What signs should I look out for?
The clearest indication of mouse activity is a clear sighting. You may see them running around, particularly at night. But it’s most likely you’ll spot the other signs – some obvious and others harder to notice.
The obvious signs include droppings, runs and smears, and gnawing.
Mouse droppings are about 2-5mm long and usually high in volume, so it’s fairly easy to tell when there is a problem. Mice repeatedly moving along the same routes and the oily coating on their fur builds up on these routes to form a smear, usually where mice are following the mortar joints on a block wall. The signs of gnawing and damage it can cause are often unmistakable, leaving behind clear evidence.

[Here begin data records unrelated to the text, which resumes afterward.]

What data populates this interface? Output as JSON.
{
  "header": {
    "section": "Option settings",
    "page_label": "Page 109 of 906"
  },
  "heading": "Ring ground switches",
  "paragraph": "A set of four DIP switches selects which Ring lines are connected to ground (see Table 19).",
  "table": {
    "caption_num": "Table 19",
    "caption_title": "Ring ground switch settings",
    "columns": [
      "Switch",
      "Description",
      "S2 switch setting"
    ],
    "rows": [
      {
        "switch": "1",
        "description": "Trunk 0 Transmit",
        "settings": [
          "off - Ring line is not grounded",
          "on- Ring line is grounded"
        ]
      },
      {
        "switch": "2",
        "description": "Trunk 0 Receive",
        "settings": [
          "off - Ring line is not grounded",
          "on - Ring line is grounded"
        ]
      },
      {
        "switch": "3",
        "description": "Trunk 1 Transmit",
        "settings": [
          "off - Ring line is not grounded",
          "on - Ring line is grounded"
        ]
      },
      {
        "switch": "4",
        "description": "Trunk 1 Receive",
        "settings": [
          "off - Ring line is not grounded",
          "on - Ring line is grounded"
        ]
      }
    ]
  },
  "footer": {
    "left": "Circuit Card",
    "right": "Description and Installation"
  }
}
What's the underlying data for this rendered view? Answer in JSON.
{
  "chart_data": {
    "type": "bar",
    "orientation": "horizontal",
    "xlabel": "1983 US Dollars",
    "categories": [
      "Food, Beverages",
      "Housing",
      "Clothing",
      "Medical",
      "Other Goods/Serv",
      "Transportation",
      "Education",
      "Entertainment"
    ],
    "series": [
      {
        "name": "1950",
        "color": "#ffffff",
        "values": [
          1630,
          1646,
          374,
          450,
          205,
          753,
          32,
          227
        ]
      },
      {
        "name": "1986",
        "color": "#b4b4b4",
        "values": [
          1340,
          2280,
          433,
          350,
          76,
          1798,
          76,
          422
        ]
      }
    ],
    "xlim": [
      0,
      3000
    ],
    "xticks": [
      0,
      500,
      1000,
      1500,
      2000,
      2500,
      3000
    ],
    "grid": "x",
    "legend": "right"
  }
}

The less obvious signs include burrows, nests, and tracks and runs.
Rodents love to tunnel into soft ground. A rat burrow is usually about 10cm in diameter, whereas a mouse burrow is about 1 or 2cm – and they will nest just about anywhere, using just about any material. Spotting tracks and runs can be harder – but you will be able to see footprints and tail swipes in soft materials like mud, sand and dust (E.g. flour).
What should I do if I notice mouse activity?
The best approach to pest control is risk management and focus on the prevention of pests, rather than waiting for a problem to arise. Pest Pulse’s technology-driven pest control completely mitigates the risk of infestation by alerting expert technicians to the presence of pests at the earliest sign of activity, enabling action to be taken before an infestation occurs and real-time monitoring of premises via cloud-based software.
Where a pest problem is missed or ignored, it won’t be long before serious damage is caused to physical infrastructure, and potentially to the health and wellbeing of employees and customers. That’s why it is vital to stay vigilant, always look for signs of mouse activity, and report any problem immediately.